Besides, the person may be pissed at you because you already are avoiding their feelings, which is exactly why you sought out the self-help advice to bypass your thoughts and feelings about them in the first place.  Perhaps they know that your therapist is just an ally you have enlisted to justify your position.  It’s also why you can’t see their shame.  Because you are both engaged in a process of helping each other hide your mutual vulnerabilities.  If this process goes on unconsciously you wind up fighting over respect under the pretense of issues rather than disagreeing about issues from a place of respect.

The final defense of the codependency crowd may be that ultimately you can only respect yourself.  This is an appealing belief, and it may even be true in that other people help or hinder our ability to learn how to respect ourselves.  Were it not for the fact that it seems to deny the lived experience of almost everyone throughout time I may be inclined to believe it.

If the angry person actually had self-respect she would freely enjoy expressing her anger.  If the anxious conversational partner actually had self-respect she would not be so threatened by another’s anger, and would have no insecurities to bypass and would not experience vulnerability as subordination.

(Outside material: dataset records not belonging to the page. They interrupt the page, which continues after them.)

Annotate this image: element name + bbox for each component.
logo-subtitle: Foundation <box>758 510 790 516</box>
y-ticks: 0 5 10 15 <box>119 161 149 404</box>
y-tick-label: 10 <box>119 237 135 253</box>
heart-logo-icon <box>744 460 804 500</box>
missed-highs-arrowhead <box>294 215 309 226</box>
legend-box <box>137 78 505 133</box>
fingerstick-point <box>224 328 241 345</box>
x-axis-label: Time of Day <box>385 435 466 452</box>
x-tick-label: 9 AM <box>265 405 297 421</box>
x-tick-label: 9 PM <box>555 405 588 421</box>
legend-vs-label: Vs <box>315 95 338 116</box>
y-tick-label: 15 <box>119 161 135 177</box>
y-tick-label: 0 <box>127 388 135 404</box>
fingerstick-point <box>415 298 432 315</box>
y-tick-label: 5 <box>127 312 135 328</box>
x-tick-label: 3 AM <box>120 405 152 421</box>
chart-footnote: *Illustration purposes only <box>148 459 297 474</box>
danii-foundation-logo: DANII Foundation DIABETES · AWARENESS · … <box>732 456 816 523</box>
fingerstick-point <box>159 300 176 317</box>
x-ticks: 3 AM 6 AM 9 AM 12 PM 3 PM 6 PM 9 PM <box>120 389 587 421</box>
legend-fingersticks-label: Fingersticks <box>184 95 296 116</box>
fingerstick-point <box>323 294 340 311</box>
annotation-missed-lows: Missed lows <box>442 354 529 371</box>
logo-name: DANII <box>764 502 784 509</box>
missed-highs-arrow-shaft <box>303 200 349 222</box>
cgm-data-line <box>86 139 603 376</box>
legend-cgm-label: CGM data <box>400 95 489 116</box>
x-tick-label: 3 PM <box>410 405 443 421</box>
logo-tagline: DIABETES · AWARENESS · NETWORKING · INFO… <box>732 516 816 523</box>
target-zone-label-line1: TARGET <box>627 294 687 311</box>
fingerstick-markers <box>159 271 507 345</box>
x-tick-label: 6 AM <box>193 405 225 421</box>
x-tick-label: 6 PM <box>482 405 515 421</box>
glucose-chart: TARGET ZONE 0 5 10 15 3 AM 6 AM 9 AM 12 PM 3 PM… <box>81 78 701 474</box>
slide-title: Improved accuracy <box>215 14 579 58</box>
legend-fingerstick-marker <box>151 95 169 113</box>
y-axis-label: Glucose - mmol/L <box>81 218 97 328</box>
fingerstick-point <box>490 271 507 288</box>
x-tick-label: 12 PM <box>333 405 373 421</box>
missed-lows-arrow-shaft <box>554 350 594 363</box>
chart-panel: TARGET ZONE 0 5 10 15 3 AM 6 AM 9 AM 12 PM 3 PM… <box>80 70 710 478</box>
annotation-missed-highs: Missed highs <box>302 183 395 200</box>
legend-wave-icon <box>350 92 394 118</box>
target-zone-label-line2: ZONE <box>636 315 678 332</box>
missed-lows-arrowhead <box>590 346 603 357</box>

It may indeed be wise for therapists to not disclose their feelings or the counter-transference.  But it can be immensely helpful for their clients understand why this is:  Differentiation is an ideal which may be impossible for some of us all the time or all of us some of the time.  If you doubt this, consider how many therapists obsess about whether or not to shake your hand, accept a gift, give a hug, take notes, negotiate fees, say hello in public, etc.  It seems to me like there is some evidence of a resignation about the limitations of human potential which is repressed by a systemic moral appeal to professional responsibility.

This appeal to the responsibility ethic is itself a moral position, not a causal analysis.  To not realize it is a problem is the problem. To try to solve the problem by assigning responsibility is an attempt at an ethical solution, to feel alright about not solving the problem.

Perhaps the admonition to avoid thinking about how enmeshed we all are is an aspirational denial of reality.  You know, we just don’t talk about that around here.